🔎 Questions Investigated
This study uses quantitative content analysis to answer three questions about concept use in Brazilian foreign policy discourse from 1995 to 2014:
- How did decision-makers employ the concepts of Latin America and South America?
- Were South America terms prioritized over Latin America terms?
- Did Luiz Inácio Lula da Silva invoke South America more than Fernando Henrique Cardoso and Dilma Vana Rousseff?
📊 How the Analysis Was Done
- Dataset: 6,523 pronouncements by Brazilian decision-makers dated 1995–2014.
- Method: systematic content analysis of official statements to track frequency and temporal patterns of the terms Latin America and South America.

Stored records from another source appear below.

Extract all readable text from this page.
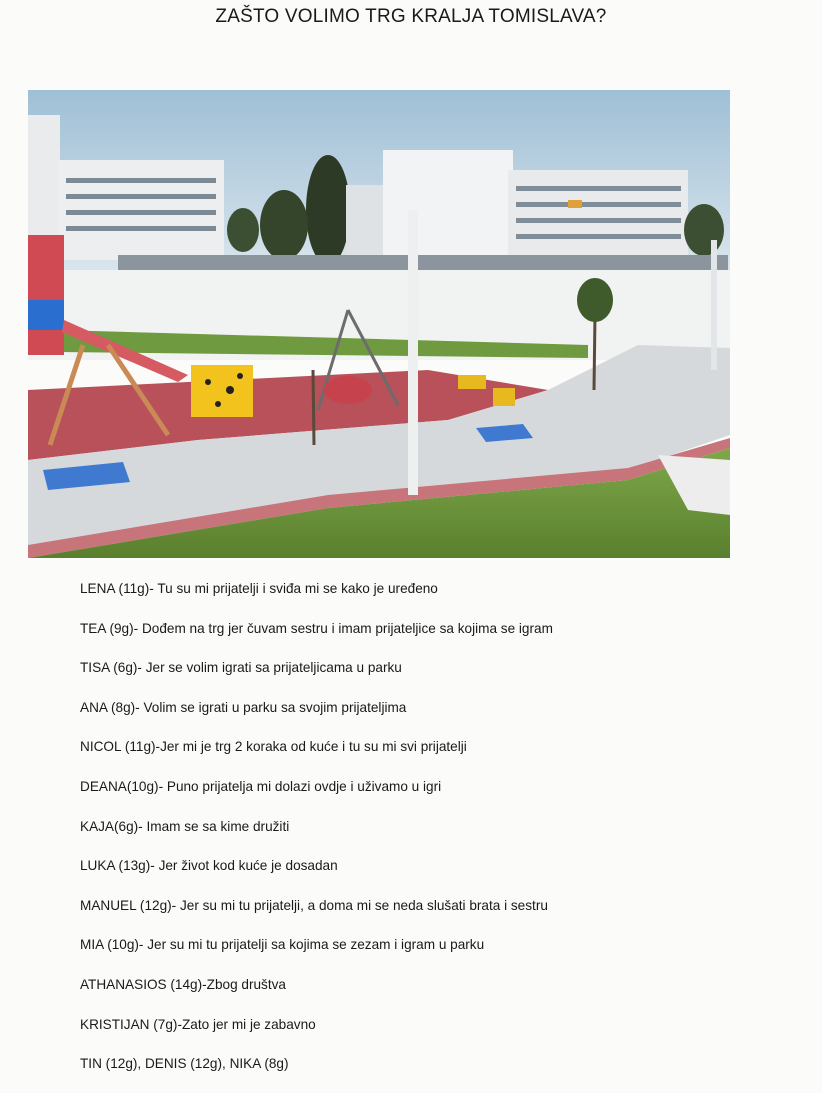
ZAŠTO VOLIMO TRG KRALJA TOMISLAVA?
LENA (11g)- Tu su mi prijatelji i sviđa mi se kako je uređeno
TEA (9g)- Dođem na trg jer čuvam sestru i imam prijateljice sa kojima se igram
TISA (6g)- Jer se volim igrati sa prijateljicama u parku
ANA (8g)- Volim se igrati u parku sa svojim prijateljima
NICOL (11g)-Jer mi je trg 2 koraka od kuće i tu su mi svi prijatelji
DEANA(10g)- Puno prijatelja mi dolazi ovdje i uživamo u igri
KAJA(6g)- Imam se sa kime družiti
LUKA (13g)- Jer život kod kuće je dosadan
MANUEL (12g)- Jer su mi tu prijatelji, a doma mi se neda slušati brata i sestru
MIA (10g)- Jer su mi tu prijatelji sa kojima se zezam i igram u parku
ATHANASIOS (14g)-Zbog društva
KRISTIJAN (7g)-Zato jer mi je zabavno
TIN (12g), DENIS (12g), NIKA (8g)
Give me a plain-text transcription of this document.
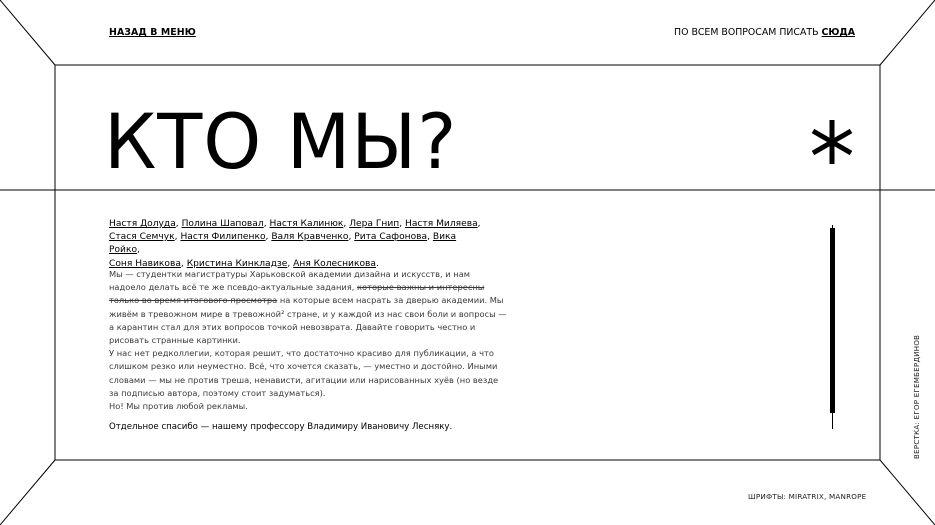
НАЗАД В МЕНЮ	ПО ВСЕМ ВОПРОСАМ ПИСАТЬ СЮДА
КТО МЫ?

Настя Долуда, Полина Шаповал, Настя Калинюк, Лера Гнип, Настя Миляева,
Стася Семчук, Настя Филипенко, Валя Кравченко, Рита Сафонова, Вика Ройко,
Соня Навикова, Кристина Кинкладзе, Аня Колесникова.

Мы — студентки магистратуры Харьковской академии дизайна и искусств, и нам надоело делать всё те же псевдо-актуальные задания, которые важны и интересны только во время итогового просмотра на которые всем насрать за дверью академии. Мы живём в тревожном мире в тревожной² стране, и у каждой из нас свои боли и вопросы — а карантин стал для этих вопросов точкой невозврата. Давайте говорить честно и рисовать странные картинки.

У нас нет редколлегии, которая решит, что достаточно красиво для публикации, а что слишком резко или неуместно. Всё, что хочется сказать, — уместно и достойно. Иными словами — мы не против треша, ненависти, агитации или нарисованных хуёв (но везде за подписью автора, поэтому стоит задуматься).

Но! Мы против любой рекламы.

Отдельное спасибо — нашему профессору Владимиру Ивановичу Лесняку.	ВЕРСТКА: ЕГОР ЕГЕМБЕРДИНОВ
ШРИФТЫ: MIRATRIX, MANROPE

- Comparative focus on three presidential periods: FHC (Fernando Henrique Cardoso), Lula (Luiz Inácio Lula da Silva), and Dilma (Dilma Vana Rousseff).
🔍 Key Findings
- South America was cited more often than Latin America across the full period.
- The frequency of South America references peaked during the Lula years.
- Lula’s diplomacy invoked South America more frequently than did FHC’s or Dilma’s.
- These quantitative results corroborate conclusions previously reached by historians and qualitative analysts, providing convergent evidence through a different methodological approach.
✳️ Why It Matters
The choice between regional labels—Latin America versus South America—shaped diplomatic discourse and reflects shifting regional emphasis in Brazilian foreign policy. By documenting aggregate citation patterns across a large corpus of official pronouncements, the study strengthens confidence in prior qualitative claims and demonstrates the value of quantitative textual measures for studying conceptual change in diplomacy.